Aan de rechterzijde is de inmiddels gesloopte boerderij van Schörgers te zien. Achter de boerderij is nog net een deel van de veilinghallen zichtbaar. Het nog bestaande dubbele huizenblok uit 1926, werd bewoond door de familie Chorus en Tangelder. Op de achtergrond ervan de tricotagefabriek Rutritex, later werd dit pand bekend als het Babyhuis.

 

Voor de oorlog waren er trouwens een graanhandel en een levensmiddelenhandel in gevestigd. Enkele jaren geleden ging dit pand tegen de vlakte bij de nieuwbouw van een aantal appartementencomplexen.

 

Mw. Ruers is thans nog woonachtig in het Stadswegske; ze stelde de luchtfoto van de tricotagefabriek van haar man beschikbaar. Op deze foto is aan de rechterkant het woonhuis van de familie Willems te zien, óók dit pand heeft de slopershamer niet overleefd

Opgravingsverslag.

In het opgravingsverslag is in een keurig handschrift te lezen, dat het onderzoek begon op 9 maart 1953 en dat al twee dagen later de eerste sporen van bankeramische bewoning werden gevonden. Niet alleen de archeologische zaken werden beschreven, óók de randverschijnselen werden aan het papier toevertrouwd. Er werd melding gemaakt dat Pater Munsters de opgraving regelmatig bezocht. Op 1 juni werd de opgraving bezichtigd door: "R.K. Normaalschool voor onderwijzeressen, het Collegium en een Muloschool".

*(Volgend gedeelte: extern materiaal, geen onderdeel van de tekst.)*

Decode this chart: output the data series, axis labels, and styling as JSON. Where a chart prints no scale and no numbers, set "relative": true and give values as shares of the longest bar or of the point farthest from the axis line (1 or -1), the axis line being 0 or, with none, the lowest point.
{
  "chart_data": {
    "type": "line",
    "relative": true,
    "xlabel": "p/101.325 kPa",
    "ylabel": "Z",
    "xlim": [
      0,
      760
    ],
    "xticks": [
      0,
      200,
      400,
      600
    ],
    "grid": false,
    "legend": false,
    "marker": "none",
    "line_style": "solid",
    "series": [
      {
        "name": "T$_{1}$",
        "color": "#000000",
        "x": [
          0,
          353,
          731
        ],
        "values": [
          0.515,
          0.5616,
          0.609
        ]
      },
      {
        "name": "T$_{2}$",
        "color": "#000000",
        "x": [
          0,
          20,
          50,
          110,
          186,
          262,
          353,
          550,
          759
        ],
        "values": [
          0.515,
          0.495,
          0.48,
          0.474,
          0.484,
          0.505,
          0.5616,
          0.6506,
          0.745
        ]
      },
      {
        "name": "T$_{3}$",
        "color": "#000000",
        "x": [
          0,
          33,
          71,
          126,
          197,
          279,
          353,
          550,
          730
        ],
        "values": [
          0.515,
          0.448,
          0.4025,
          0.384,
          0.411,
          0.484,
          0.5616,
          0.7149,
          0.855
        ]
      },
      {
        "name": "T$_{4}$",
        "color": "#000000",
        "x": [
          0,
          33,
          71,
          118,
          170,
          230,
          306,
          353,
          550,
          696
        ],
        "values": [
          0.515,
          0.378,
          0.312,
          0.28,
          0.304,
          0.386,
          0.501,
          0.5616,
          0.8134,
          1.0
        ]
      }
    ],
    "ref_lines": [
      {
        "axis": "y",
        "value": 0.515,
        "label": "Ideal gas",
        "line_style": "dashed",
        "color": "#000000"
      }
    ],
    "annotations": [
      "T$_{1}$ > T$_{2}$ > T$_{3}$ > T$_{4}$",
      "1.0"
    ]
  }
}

In juni 1953 werd er met maar liefst 23 man sterk gegraven. Gezien het feit dat de gehele opgraving met de schop werd uitgevoerd, is zo'n forse graafploeg wel een vereiste. Omdat er gegraven werd op landbouwgrond was het soms noodzakelijk schadevergoeding te betalen. Zo is er te lezen dat aan landbouwer Bisschops een schadevergoeding van fl 200,- werd betaald voor de verwoesting van tarwe, rogge en ingezaaid gras. Ook de huishoudelijke uitgaven bleven niet onvermeld: voor fl. 3,15 werd een extra schop gekocht en voor fl. 3,46 een wasteil..!

Op 14 juli 1953 bezocht burgemeester Coenders het opgravingsterrein en een ter plekke ingerichte tentoonstelling met de laatste vondsten. Onder de indruk van het gevondene, resulteerde het bezoek in de toestemming om ook in het tracé van de nieuwe weg (Mgr. Claessensstraat) te mogen graven.

Op 26 oktober 1953 gaf prof. Modderman een toelichting op de opgraving in de zaal van het Sint Joseph-gebouw aan de Engelenkampstraat. Sporadisch werd er een brandladder ingezet om foto's vanaf hoogte te maken. In augustus 1956 werd er gegraven in de voormalige boomgaard van Custers, thans het gebied achter bakkerij Eussen aan de Rijksweg Zuid. Een maand later werd de dragline machinist die werkte bij de aanleg van het sportveld (het terrein bij de Stadssporthal) om hulp gevraagd. Hij was bereid om na vijven voor fl. 20,- per uur zijn machine in te zetten. De tijdwinst bleek enorm te zijn ! De mechanisatie deed zijn intrede.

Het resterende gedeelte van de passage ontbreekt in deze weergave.